On Thursday morning, as Elizabeth Tali’s husband and children left home, the thin and dark middle-aged woman stayed back, thinking.
For the better part of the morning, she locked herself inside the dark, unventilated tin store that now serves as her new home, contemplating her family’s future and battling thoughts of inadequacy as a parent.
On Wednesday afternoon, Tali, a househelp, her husband, a casual labourer, and three teenage children began a life of deprivation and destitution.
Tali’s family is one of the 6,000 whose houses were burnt down in Kijiji slum, Langata, in late January. Since the fire incident, the families have been putting up at the nearby Ngei Primary School.
On Wednesday evening, the camp was officially closed. Even though the camp’s administration had warned the victims about the closure, many were still unprepared to move out. Luckily, the day the camp was closed, Tali found an empty store at the edge of the slum and converted it into a home.
“We rented this store for Sh2,500. I feel ashamed that our teenage children have been forced to share a room with their parents,” says Tali, a mother of a 16-year-old boy and two girls aged 13 and 10.
The store, a tiny and drab iron sheet structure, can barely hold one person. Tali has carefully stacked the set of small mattresses she got from friends and one from the camp side by side on the hard concrete floor.

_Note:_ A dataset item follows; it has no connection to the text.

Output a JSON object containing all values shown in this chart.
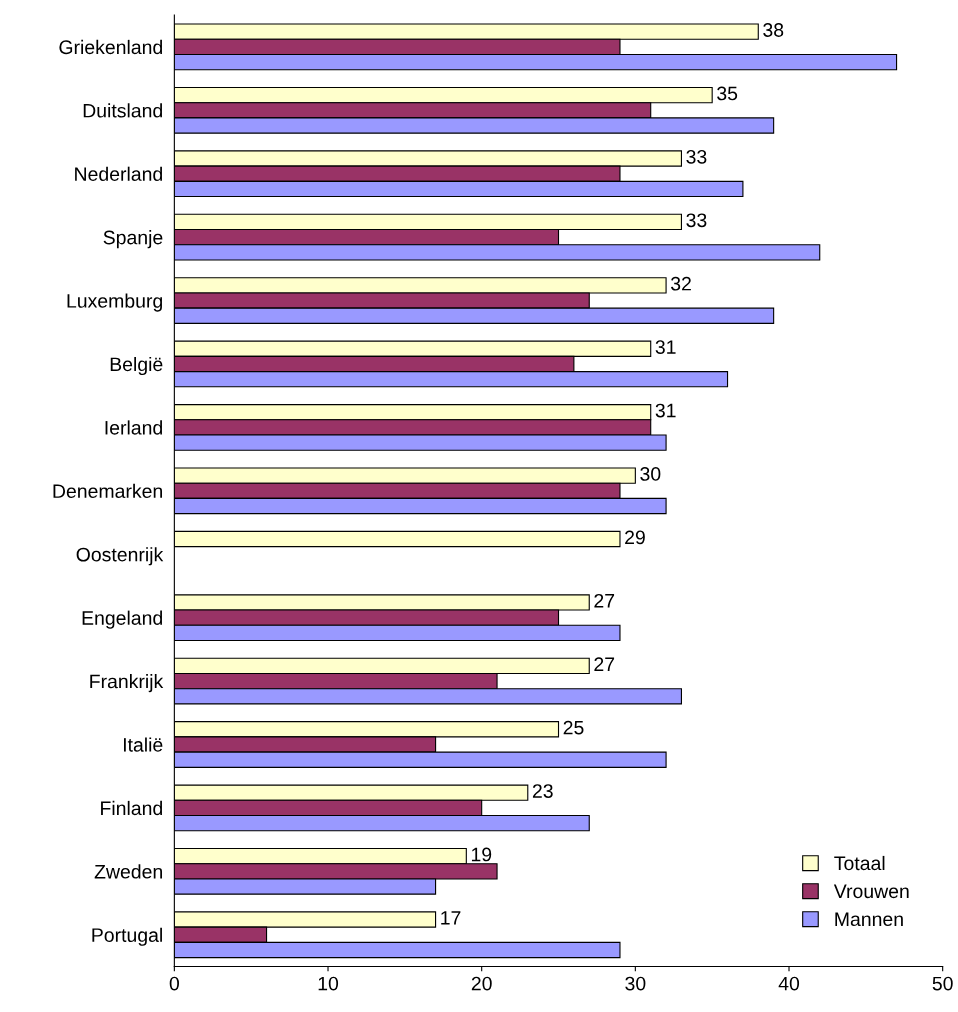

Tali and her husband sleep on one stack, while her three children share the other stack.
After lining the mattresses on the floor, the room has just enough space to fit their clothes, food donations from the camp, a basin and a kerosene lamp and stove, everything the family has.
“If we want to shower or relieve ourselves we have to go to the shopping centre. We pay five shillings to use the toilet and 10 to take a bath,” she adds.
The other homeless victims also claim that they now have to use public bathrooms and toilets, which is risky given Langata’s water shortage. With a roof over her head, Tali is better off than many others.
At the shopping centre, a group of women cluster together outside a small eatery, just slightly larger than Tali’s house.
“The owner told us we can sleep here, but we couldn’t fit so we were forced to sleep outside,” says Francisca Muthoki, gently rocking her six-month-old baby who is still recuperating from asphyxia, after she choked on flames during the fire.
One of the women, Cecilia Muthoki, cooks chapatis at the eatery, while her colleagues Mukina and Jacqueline Mueni, who operated salons at the slum, say they still do not have any source of income. Until they find help or money, they intend to continue sleeping with their children on the ground.
Pius Masai, Deputy Director of the National Disaster Management Unit and overall head of the camp, says the families should be realistic and appreciate the help the Government and well-wishers accorded them.
“The camp was at a school, so we cannot stay there indefinitely and continue to disrupt learning,” he says.
He adds that the camp administration offered the victims enough time and supplies to help them start life.